Treppe um Treppe steigt man hinunter in den Keller des Marie-Elisabeth-Lüders-Hauses, einem der drei großen Parlamentsgebäude am Berliner Spreebogen. Man würde dort unten die Haustechnik vermuten oder Magazine der Bundestagsbibliothek, die sich Stockwerke darüber befindet, vielleicht sogar abhörsichere Räume für wichtige Besprechungen - aber sicher keine Sporthalle, Gymnastik-räume und eine Sauna. Bälle statt Akten heißt es hier im Untergeschoss. Ein Ball zischt über den Hallenboden, ein kurzes Dribbling, Schuss und "Toooor!".

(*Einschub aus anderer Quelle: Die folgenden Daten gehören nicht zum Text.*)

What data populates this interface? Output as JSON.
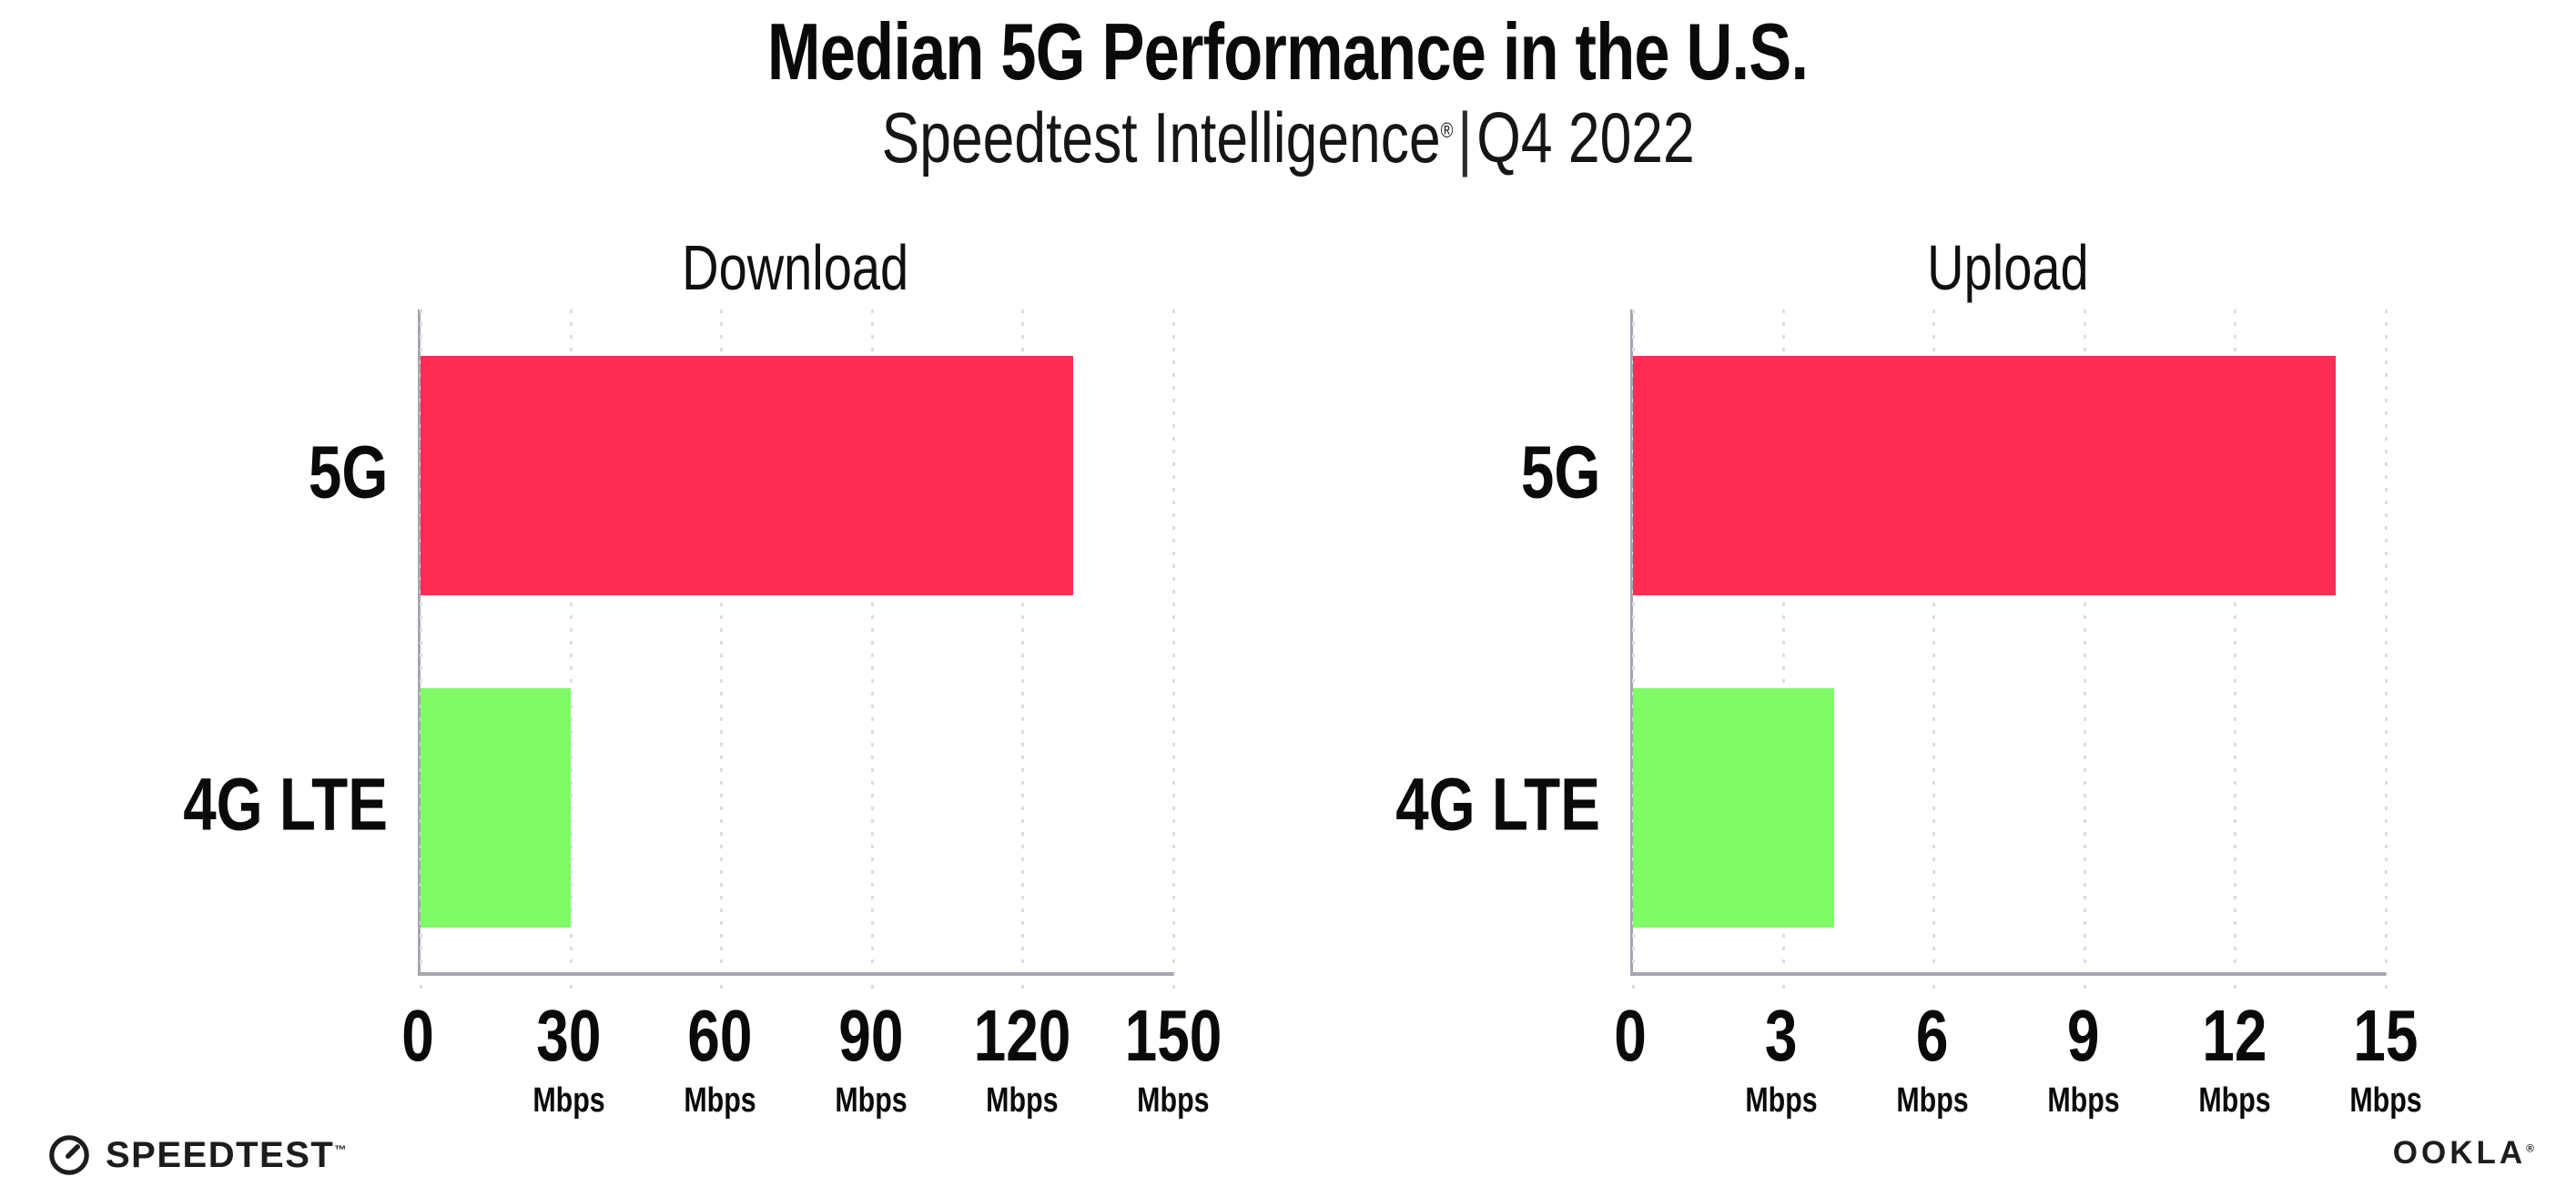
{
  "page": {
    "title": "Median 5G Performance in the U.S.",
    "subtitle_brand": "Speedtest Intelligence",
    "subtitle_reg": "®",
    "subtitle_sep": "|",
    "subtitle_period": "Q4 2022"
  },
  "colors": {
    "bar_5g": "#FD2D56",
    "bar_4g_lte": "#80FA67",
    "axis": "#A6A6B0",
    "gridline": "#DCDCE6",
    "text": "#0A0A0A"
  },
  "chart_data": [
    {
      "type": "bar",
      "orientation": "horizontal",
      "title": "Download",
      "categories": [
        "5G",
        "4G LTE"
      ],
      "values": [
        130,
        30
      ],
      "unit": "Mbps",
      "xlim": [
        0,
        150
      ],
      "xticks": [
        0,
        30,
        60,
        90,
        120,
        150
      ],
      "tick_unit_label": "Mbps",
      "grid": "vertical-dotted",
      "legend": "none",
      "bar_colors": [
        "#FD2D56",
        "#80FA67"
      ]
    },
    {
      "type": "bar",
      "orientation": "horizontal",
      "title": "Upload",
      "categories": [
        "5G",
        "4G LTE"
      ],
      "values": [
        14,
        4
      ],
      "unit": "Mbps",
      "xlim": [
        0,
        15
      ],
      "xticks": [
        0,
        3,
        6,
        9,
        12,
        15
      ],
      "tick_unit_label": "Mbps",
      "grid": "vertical-dotted",
      "legend": "none",
      "bar_colors": [
        "#FD2D56",
        "#80FA67"
      ]
    }
  ],
  "footer": {
    "speedtest_logo_text": "SPEEDTEST",
    "speedtest_trademark": "™",
    "speedtest_icon": "gauge-icon",
    "ookla_logo_text": "OOKLA",
    "ookla_trademark": "®"
  }
}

"Unsere Damenmannschaft", sagt Burkhard Alberternst und setzt sich auf eine Bank am Rande des Spielfeldes. Der 50-Jährige hat ein besonderes Ehrenamt inne: Er ist Sportreferent des Bundestages und kümmert sich in dieser Funktion um die sportlichen Aktivitäten im Parlament. Alberternst koordiniert Golfturniere und Segeltörns ebenso wie wöchentliche Atemgymnastik- oder Badmintonstunden. Insgesamt gibt es in Berlin und in der früheren Bundeshauptstadt Bonn 33 Sportgruppen im Angebot der Sportgemeinschaft Deutscher Bundestag, wie der Verein offiziell heißt. Und immer wieder kommen neue Gruppen dazu: "Im Prinzip ist alles möglich", sagt Alberternst. "Hauptsache, es gibt genügend Interessenten!" So gibt seit einiger Zeit auch Boxtrainings. Faustkämpfe im Bundestag? Alberternst winkt lachend ab: "Keine Sorge, es wird nur an der Boxbirne trainiert."
1951 wurde die Sportgemeinschaft Deutscher Bundestag gegründet - damit gibt es sie fast so lange wie das bundesdeutsche Parlament selbst. Das Kursangebot ist zwar inzwischen größer und die Zahl der Mitglieder auf rund 1.300 gestiegen, doch das Ziel ist das selbe geblieben: Abgeordneten und Angestellten in der Bundestagsverwaltung gleichermaßen "Beine zu machen". Denn wer viel im Sitzen arbeitet, braucht einen Ausgleich. Dennoch geht es beim Parlamentssport um mehr: "Beim Sport kommt man sich persönlich näher als im Job und kann so leichter Kontakte knüpfen", sagt Alberternst. Besonders beliebt sei unter Parlamentariern schon immer das Fußballspielen gewesen - auch, weil man in der "dritten Halbzeit" bei einem Bier fraktionsübergreifend gut ins Gespräch kommt.
Die Fußballmannschaft war auch die erste Sportgruppe, die sich in den 1950er Jahren gründete. Es gibt sie bis heute: Einmal die Woche treffen sich die Polit-Kicker in der Sporthalle im Marie-Elisabeth-Lüders-Haus.
Doch es wird nicht nur trainiert, die Bundestags-Elf tritt auch regelmäßig gegen Mannschaften anderer Parlamente an, wie zuletzt gegen Finnland. Solche Spiele haben inzwischen eine mehr als 30-jährige Tradition. Legendär war das deutsch-schweizer Aufeinandertreffen 1968 in Magglingen, im Kanton Bern, das die Bundestagsabgeordneten, die unter dem Namen "FC Bundestag" antreten, mit einem 5:1 für sich entscheiden konnten. Ein fulminantes Ergebnis, auch wenn es nicht dieselbe Aufmerksamkeit fand wie ein anderer Sieg der Deutschen in der Schweiz: das "Wunder von Bern", Finale der Fußball-WM 1954.
Wenn Alberternst erzählt, merkt man ihm an, mit welcher Hingebung er sein Ehrenamt ausübt. Die braucht der Sportreferent auch: Wöchentlich pendelt er zwischen Bonn und Berlin - stets im Namen des Parlamentssports. Eigentlich lebt Alberternst im Rheinland, wo er Geschäftsführer zweier Unternehmen ist. Als wäre der Sport nicht schon Arbeit genug. Doch Alberternst sagt: "Unsinn, das macht doch Spaß."
Seit 1988 ist er selbst Mitglied der Sportgemeinschaft. Schon bald wählte man ihn in den Vorstand, 1992 wurde er Sportreferent. Das ist er geblieben - ebenso wie ein begeisterter Sportler. Alberternst spielt Tennis und Golf und fährt mit der Motorsportgruppe der Sportgemeinschaft zum Großglockner oder nach Amsterdam. Bei solchen Touren waren auch der frühere SPD-Fraktionschef Peter Struck und Hermann Otto Solms (FDP), Bundestagsvizepräsiden mit ihren Motorrädern dabei.